EDITOR’S NOTE: This story was updated with a clarification from Councilwoman Cori Schumacher regarding her statement about the protests in Carlsbad and follow-up comments.
CARLSBAD — Those demanding changes are looking to something more specific within the city, updating the Master and Growth Management plans.
Keyrollos Ibrahim, Maggie Munn and several other younger residents are pushing for the city to bring back the plans for updates. The group organized the three-day protest in Carlsbad in line with the Black Lives Matter protests from June 5-7.
Additionally, a group of younger activists and newcomers to the world of politics is also engaging the City Council regarding police reforms, but Ibrahim said the master and growth management plans are areas where their input and ideas can be set into action.
Munn, 25, said it’s a more strategic way to address large-scale change for decades to come. Several issues the group is researching are housing, homeless and policing policies.
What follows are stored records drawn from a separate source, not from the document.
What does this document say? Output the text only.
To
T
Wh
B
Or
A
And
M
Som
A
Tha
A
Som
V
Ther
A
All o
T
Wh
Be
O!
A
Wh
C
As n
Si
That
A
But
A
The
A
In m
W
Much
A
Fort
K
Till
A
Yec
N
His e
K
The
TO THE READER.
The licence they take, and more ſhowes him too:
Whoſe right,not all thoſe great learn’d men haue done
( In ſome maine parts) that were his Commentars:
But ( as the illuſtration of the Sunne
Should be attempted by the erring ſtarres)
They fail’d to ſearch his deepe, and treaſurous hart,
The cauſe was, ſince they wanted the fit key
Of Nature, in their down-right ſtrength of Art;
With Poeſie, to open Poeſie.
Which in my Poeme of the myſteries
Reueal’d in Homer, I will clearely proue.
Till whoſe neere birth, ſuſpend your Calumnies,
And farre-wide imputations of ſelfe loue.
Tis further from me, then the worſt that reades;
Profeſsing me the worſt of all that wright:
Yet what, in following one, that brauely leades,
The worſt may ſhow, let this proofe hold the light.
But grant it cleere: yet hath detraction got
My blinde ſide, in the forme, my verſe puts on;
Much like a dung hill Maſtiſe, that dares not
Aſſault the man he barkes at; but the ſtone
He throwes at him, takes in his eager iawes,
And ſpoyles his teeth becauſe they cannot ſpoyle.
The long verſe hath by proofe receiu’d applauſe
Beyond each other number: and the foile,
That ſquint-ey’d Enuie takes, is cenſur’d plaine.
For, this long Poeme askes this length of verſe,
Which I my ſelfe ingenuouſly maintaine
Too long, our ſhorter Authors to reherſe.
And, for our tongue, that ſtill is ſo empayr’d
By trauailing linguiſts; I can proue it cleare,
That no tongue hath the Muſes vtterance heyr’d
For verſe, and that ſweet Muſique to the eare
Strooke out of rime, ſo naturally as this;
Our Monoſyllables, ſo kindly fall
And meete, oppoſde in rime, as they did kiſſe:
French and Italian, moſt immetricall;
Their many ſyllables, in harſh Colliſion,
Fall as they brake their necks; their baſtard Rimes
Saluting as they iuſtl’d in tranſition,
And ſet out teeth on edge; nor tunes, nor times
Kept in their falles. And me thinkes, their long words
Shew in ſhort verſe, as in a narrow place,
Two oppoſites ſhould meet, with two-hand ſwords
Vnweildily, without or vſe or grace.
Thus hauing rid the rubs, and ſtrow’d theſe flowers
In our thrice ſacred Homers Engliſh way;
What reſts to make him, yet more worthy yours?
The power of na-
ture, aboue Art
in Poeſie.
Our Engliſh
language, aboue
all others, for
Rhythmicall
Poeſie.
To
“It was a very solid way to get our foot in the door strategically,” Munn said. “It was a firm way of letting City Council members know we are a part of the conversation. It’s an appropriate first step in starting the conversation with city officials and community members to make sure everyone in Carlsbad feels represented.”
During the June 23 City Council meeting, Munn and Ibrahim, a 28-year-old Carlsbad native, and others said the master and growth management plans have not been updated since the mid-1980s. They’re calling for the council to introduce the plans for updates, noting how the city and times have changed.
The two plans give city staff and the council of the direction of how the city plans its future regarding growth, public safety, traffic and many other aspects of daily life in Carlsbad.
Both Munn and Ibrahim said they’ve had discussions with the council, and appreciative of Mayor Matt Hall for bringing up the item on June 23 and moving ahead with community workshops addressing policies for the police department and the two plans.
“We are working on the specificity of what our group will present,” Munn said. “Finding ways to bring cultural aspects of the community to Carlsbad, finding ways to marry ordinances with appropriate housing measures.”
However, a rift between the group and Councilwoman Cori Schumacher has been growing, Munn and Ibrahim said. The protest organizers were in contact with city staff and the police department regarding the peaceful three-day protest.
Schumacher posted to social media suggesting other potential protests were “being created by suspected white nationalists and spread by know (or unknowing, well-intentioned individuals)” to further a white nationalist agenda.
In a follow-up post, Schumacher clarified her previous statement was not related to a specific event, such as the one in Carlsbad, saying it was a false assumption and conjecture. She said she did not weigh in on any single event, and the activist community has become more aware of BLM SD events.
Munn and Ibrahim were outraged, but have since pivoted to diving into the master and growth management plans to identify areas where more inclusivity is included to address homelessness, affordable housing, policing. With policing, Ibrahim said they want to eliminate forced arbitration, which is used when a serious complaint is made against an officer and runs the city about $200,000 to address.
Additionally, Ibrahim, an Egyptian American enrolled at St. John’s Law School in New York, said another goal is to make it easier for officers to be whistleblowers without facing serious backlash from the police union.
While those policing policies may take more time, he said the master and growth management plans are specific areas where change can happen more quickly.
“I’ve had my own experiences with police brutality in Carlsbad,” Ibrahim said. “I wanted to know what Carlsbad could do, specifically, to improve the situation to improve the lives of people of color. Especially as a preventative measure to prevent anything from like what happened to George Floyd and what happens to people of color every day in this country from happening in our city.”